Reflexões do Fundo do Copo – O Dilema de Nosso Novo Vinho Tinto

                Como é possível impactar com uvas internacionais e vinificações por métodos conhecidos e usados a toda hora, quando seu atrativo não está nada mais do que na origem exótica? Está em curso no Brasil de hoje, um circulo virtuoso no processo de inovação agro-industrial do vinho de qualidade internacional, que invade as fronteiras do público e do privado, dificultando definir quem inicia o processo e quem o finaliza. O estado mostra-se capaz de ajudar com ações que vão da simples divulgação de determinado produto, dentro do país, em regiões detectadas como eventuais consumidores daquele item e fora dele, no pacote comercial diplomático que costuma acompanhar iniciativas mundo afora. Para surpresa daqueles que só encontram defeito e falcatruas nos governos recentes, ele está demonstrando capacitar-se a esforços que resultam em ampliação de mercado agrícola e industrial, fomentando exportações, que resultam maior montante de divisas.

               O Estado ajuda, criando e aprofundando a qualidade da pesquisa e do controle na produção, criando mecanismos de punição fiscal e criminal para aqueles que pretendem ludibriar o consumidor com produtos que prometem e não cumprem; criando linhas de crédito, subsídios e incentivos para determinada produção. Ajuda também, reformulando os impostos sobre a produção e circulação de determinados produtos. O contexto é de forte ebulição na área da formação teórica, multiplicando-se os cursos práticos por vários centros, não apenas no Rio Grande do Sul, a partir da UCS, não apenas em São Paulo com o Senac e a Anhembi Morumbi, mas também em escolas técnicas espalhadas pelo país, como em Jundiaí e na Cândido Mendes no Rio de Janeiro.

               O intercâmbio não pára de crescer e os doutores em vinho vão se multiplicando, formados por aqui, com especialização na França, na Itália e na Argentina, como se vê nos centros de estudo em Florianópolis, onde a presença de professores vindos de Bordeaux é constante e como se percebe através das parcerias realizadas entre universidades brasileiras e centros de conhecimento e divulgação como são as italianas FISAR (Fed.Italiana Sommeliers, Albergatori, ristauratori) e AIS (Assoziazzione Italiana Somelier). 

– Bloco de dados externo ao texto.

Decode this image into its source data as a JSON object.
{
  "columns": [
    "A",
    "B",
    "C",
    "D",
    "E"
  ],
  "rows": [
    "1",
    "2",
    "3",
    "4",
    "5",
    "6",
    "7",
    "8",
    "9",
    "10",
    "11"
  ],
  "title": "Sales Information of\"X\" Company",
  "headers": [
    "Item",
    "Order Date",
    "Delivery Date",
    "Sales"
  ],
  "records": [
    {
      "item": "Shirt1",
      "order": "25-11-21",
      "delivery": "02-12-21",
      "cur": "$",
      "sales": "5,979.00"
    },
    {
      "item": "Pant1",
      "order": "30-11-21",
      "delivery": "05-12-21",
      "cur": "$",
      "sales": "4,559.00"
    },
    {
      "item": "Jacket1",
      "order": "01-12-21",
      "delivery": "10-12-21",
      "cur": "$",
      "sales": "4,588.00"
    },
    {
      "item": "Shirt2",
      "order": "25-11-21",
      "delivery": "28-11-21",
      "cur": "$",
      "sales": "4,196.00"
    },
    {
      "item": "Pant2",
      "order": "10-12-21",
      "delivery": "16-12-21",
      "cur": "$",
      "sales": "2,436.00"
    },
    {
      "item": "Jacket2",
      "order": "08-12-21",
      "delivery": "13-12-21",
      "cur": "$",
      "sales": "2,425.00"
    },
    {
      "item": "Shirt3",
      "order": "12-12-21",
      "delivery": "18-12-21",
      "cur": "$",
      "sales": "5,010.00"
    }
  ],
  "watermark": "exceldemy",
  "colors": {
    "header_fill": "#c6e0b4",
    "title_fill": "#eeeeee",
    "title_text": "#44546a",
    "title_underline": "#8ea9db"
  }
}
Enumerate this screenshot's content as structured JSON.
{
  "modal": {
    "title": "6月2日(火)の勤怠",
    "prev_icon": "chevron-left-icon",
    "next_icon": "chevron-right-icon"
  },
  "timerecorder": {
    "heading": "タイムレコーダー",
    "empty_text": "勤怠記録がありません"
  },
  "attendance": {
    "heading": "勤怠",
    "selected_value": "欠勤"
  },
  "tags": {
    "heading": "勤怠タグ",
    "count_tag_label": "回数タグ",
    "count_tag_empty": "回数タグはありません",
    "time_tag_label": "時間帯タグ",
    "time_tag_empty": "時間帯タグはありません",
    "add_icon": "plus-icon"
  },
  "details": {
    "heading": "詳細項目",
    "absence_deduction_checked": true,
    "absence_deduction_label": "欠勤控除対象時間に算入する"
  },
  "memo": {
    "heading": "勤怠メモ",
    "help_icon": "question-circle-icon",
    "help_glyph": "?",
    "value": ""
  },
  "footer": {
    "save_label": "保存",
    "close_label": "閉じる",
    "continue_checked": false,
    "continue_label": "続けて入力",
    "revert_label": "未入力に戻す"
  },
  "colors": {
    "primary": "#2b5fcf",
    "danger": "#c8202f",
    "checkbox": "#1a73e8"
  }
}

              Mas as contradições inerentes ao prêmio por mérito em eficiência, este mesmo Brasil que continua patinando na hora de taxar quem produz em muitas áreas, inclusive nesta. Isso já foi dito de modo exaustivo, já se lutou com todas as armas, mas não custa repetir – Enquanto os vinhos finos dos países vizinhos visitam nossas gôndolas por pouco mais do que nada, os produzidos no Brasil passam pelos espinhos da dupla taxação referente a bebidas alcoólicas e a produtos de luxo. O privado, visto aqui como o poder proprietário, parece estar fazendo sua parte, aportando capital de outros departamentos da economia, como são patentes os casos famosos da Villa Francioni e da Pericó. Há uma procura importante de descentralização da produção de uvas no país, que acaba determinando a produção em terras mais apropriadas para isto, que analisam desde as características dos subsolos até o gradiente térmico e climático, seguindo recomendações de técnicos particulares e de entidades do Estado para todos os estágios da produção, driblando finalmente dificuldades enológicas que pareciam definitivas e que carimbavam o vinho brasileiro como um produto definitivamente medíocre.

               Tudo dito, os dilemas que se aplicam ao produtor brasileiro de vinho tinto estão em que tipo de vinho aplicar o capital investido, qual é o melhor plano para atingir a maturidade produtiva, como reproduzir a rota de sucesso já trilhada pelos espumantes brasileiros, identificados como produtos de alta qualidade. O vinhateiro de vinho tinto fino brasileiro tem nesta etapa de implantação, os olhos voltados para o exterior, visto que no mercado interno não se vê em condições de competir com o produto dos vizinhos; Chile, Argentina e mesmo Uruguai, na relação Qualidade X Preço, por mais que promova campanhas publicitárias e promocionais esporádicas, chamando o consumidor a uma duvidosa opção cívica a favor do produto feito por aqui.

              Parece que a dicotomia que sempre se apresenta no confronto de interesses que regem a economia do País se expressa de modo transparente na forma de implantar inovações. A gaveta dos produtos criados para exportar são tratados a pão de ló, com direito a plano de expansão, estratégias de exposição de produtos, incentivos fiscais, linhas de crédito etc. enquanto que os produtos criados para o mercado interno ficam à mercê das antigas leis do mercado, onde o mais forte – e nem sempre o melhor – é o que já está consagrado. Neste contexto, os produtos de origem brasileira parecem estar sempre fora de lugar – ou se alinham, envergonhados, nas prateleiras reservadas aos produtos de baixa qualidade ou se perfilam, como um blefe de curto fôlego, junto aos produtos mais caros, com o custo totalmente descompassado.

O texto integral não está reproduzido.